Listening to: Days of Our Lives
Feeling: organized
For a long,LONG time, I always just sort of pretended in my head that I would one day be a huge star. That the paparazzi would swarm around me, that designers would beg me to wear their clothes to award shows, and premieres, that guys would want to be with me and girls would want to be me. It was all just sort of a day dream, something to think about during science class. I had this huge fear in my head though that I would end up living here, in Columbia, which sad enough is my worst nightmare. I'm not like most people, who dream of becoming doctors, or teachers,etc. I want to be a star. But now I don't just wish a/b being famous. I know for a fact one day I will be a star. I refuse to give up on that. I don't care what I have to do, I will be huge, on the cover of magazines, winning awards,etc. Because that's all I want, I don't have any other career options. I can't be anything else. Performing makes me happy, happier than any A+ on a test, or varsity sports letter has ever made me or will ever make me.

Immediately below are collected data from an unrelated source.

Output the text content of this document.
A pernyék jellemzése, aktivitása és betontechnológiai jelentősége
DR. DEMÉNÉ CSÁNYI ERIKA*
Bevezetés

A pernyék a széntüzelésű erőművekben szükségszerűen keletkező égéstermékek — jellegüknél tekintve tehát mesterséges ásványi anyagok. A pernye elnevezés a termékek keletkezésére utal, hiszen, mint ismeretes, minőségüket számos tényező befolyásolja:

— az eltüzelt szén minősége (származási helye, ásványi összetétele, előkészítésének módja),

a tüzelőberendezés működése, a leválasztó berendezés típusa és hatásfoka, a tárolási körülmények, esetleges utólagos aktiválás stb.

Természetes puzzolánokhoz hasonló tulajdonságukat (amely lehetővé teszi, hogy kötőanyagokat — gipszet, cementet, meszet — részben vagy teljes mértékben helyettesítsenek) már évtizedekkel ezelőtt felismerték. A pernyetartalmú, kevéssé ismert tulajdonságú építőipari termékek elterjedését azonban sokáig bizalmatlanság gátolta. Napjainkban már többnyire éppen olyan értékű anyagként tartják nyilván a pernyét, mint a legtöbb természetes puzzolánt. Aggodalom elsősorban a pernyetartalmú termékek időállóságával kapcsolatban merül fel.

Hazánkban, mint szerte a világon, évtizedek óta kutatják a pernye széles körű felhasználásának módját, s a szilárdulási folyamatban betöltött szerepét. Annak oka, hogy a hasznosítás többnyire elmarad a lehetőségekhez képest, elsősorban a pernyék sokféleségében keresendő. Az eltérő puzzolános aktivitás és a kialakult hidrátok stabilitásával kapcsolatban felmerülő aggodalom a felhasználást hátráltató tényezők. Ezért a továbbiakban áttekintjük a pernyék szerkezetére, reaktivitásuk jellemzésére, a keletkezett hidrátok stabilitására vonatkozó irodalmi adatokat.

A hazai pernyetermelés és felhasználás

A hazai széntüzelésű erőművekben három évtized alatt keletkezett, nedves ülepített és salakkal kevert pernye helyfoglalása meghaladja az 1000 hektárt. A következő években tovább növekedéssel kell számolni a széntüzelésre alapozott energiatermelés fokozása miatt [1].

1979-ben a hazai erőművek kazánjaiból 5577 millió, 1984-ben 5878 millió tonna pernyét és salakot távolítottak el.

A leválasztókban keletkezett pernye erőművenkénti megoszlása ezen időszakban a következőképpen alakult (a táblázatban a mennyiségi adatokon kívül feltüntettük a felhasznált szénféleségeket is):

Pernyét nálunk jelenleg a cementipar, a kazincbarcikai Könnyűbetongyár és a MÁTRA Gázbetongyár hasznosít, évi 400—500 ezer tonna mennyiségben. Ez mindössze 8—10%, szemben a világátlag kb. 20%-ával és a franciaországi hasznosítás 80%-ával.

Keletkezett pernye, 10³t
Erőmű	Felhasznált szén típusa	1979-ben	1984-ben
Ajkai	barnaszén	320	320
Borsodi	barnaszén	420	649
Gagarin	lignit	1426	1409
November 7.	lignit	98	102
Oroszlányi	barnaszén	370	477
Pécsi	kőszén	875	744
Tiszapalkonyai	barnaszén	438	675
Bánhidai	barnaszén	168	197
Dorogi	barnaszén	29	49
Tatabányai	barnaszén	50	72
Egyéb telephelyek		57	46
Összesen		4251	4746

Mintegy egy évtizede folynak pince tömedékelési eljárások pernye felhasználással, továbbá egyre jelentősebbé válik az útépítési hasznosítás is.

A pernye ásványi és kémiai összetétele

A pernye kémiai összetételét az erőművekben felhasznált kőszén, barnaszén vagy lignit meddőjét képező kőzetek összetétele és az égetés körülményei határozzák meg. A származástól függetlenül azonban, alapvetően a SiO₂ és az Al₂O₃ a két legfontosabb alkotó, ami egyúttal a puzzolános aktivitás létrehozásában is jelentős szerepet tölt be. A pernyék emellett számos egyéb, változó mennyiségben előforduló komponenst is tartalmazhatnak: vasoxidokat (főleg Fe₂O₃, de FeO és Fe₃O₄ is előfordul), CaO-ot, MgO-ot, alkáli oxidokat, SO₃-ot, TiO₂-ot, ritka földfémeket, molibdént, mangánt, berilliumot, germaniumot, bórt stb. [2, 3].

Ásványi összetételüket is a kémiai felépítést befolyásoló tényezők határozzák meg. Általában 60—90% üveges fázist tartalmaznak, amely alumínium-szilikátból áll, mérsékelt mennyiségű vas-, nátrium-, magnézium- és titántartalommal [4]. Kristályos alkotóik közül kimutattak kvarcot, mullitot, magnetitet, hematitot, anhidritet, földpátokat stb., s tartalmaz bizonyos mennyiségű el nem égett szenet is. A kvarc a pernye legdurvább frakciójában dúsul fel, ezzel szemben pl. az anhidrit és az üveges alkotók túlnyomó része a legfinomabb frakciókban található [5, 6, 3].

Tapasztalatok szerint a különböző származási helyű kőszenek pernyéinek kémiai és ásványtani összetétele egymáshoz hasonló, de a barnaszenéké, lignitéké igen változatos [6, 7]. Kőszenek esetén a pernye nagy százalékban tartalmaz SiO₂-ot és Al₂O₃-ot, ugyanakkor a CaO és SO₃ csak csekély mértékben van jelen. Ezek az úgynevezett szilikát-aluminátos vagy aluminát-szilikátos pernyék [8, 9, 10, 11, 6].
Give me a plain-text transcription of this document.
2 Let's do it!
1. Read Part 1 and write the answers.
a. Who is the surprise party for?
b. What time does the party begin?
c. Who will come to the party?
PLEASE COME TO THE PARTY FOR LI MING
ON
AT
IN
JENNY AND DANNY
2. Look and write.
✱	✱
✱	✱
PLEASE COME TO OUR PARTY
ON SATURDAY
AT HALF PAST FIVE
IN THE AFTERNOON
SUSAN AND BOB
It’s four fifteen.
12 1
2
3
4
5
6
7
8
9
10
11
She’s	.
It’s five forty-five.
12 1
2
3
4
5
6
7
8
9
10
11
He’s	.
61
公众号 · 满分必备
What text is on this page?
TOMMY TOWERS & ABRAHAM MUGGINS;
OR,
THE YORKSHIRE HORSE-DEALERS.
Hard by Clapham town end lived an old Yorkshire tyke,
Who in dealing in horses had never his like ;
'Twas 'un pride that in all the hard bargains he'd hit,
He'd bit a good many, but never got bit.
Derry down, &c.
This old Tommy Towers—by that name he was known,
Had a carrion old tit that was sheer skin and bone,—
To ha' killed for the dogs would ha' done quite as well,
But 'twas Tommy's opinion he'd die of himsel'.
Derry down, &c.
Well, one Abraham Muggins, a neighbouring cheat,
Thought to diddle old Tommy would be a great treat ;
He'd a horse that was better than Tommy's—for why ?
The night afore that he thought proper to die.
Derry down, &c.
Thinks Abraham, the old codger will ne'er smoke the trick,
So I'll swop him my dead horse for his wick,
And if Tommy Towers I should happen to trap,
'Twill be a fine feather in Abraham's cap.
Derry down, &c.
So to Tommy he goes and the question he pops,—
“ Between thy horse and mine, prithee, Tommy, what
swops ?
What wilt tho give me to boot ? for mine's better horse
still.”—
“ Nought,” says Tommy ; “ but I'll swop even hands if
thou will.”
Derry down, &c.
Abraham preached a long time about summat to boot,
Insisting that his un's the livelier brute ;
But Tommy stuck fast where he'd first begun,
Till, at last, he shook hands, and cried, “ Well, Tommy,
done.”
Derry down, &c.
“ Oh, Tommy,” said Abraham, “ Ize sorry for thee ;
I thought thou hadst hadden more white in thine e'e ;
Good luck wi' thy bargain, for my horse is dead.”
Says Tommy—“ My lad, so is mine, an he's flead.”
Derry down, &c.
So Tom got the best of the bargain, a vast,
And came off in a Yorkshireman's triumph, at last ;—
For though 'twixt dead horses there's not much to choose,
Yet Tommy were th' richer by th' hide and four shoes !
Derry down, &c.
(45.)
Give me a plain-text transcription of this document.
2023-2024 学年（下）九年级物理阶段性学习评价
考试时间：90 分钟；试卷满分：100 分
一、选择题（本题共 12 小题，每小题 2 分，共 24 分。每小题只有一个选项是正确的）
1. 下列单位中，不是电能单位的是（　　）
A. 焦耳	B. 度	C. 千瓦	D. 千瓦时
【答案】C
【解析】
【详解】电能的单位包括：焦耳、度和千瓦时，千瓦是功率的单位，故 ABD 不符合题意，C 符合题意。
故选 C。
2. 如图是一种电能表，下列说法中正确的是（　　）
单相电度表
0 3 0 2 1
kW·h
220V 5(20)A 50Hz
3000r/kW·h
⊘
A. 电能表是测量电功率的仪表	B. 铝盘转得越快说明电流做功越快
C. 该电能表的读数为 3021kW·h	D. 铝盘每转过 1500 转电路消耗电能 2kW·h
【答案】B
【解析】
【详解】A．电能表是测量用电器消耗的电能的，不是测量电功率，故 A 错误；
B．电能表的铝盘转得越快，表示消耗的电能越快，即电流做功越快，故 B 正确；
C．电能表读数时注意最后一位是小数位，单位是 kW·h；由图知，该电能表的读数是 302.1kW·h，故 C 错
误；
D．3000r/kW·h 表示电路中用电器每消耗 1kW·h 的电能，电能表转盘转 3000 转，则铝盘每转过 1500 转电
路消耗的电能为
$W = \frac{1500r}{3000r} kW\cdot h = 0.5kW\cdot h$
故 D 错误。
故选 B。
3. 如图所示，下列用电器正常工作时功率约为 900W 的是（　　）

Everyone continues to remind me that this is a very hard business to make it in, that I need to be realistic, and have another option "just in case". Well screw that! My parents are far from supportive, or atleast not the way I want them to be. Financially, my dad is extremely supportive, he'll pay for any lesson, or what not. And my mom takes me to rehearsal, and sits in and watches, and she really does support me, but I think she considers this a hobby, a faze, something fun to do in the afternoons. Maybe I'm just babbling. I can't help it, I get chills just thinking of what it would be like to perform on a stage in NYC, and getting a standing ovation. Am i talented enough? I don't know. Sometimes, I tell myself God wouldn't have given me the desire for this unless there was a reason. Why would we be allowed to dream of something that was literally impossible?? I guess we could be though, just like I was allowed to be in practical love w/ the same person for 2 years, and maybe not over him yet. He's made it clear he will NEVER ever like me, and maybe that's why i wont get over him. I guess I really enjoy a challenge.
Well i'm gonna stop talking now 'cuz I don't think I'm even making since!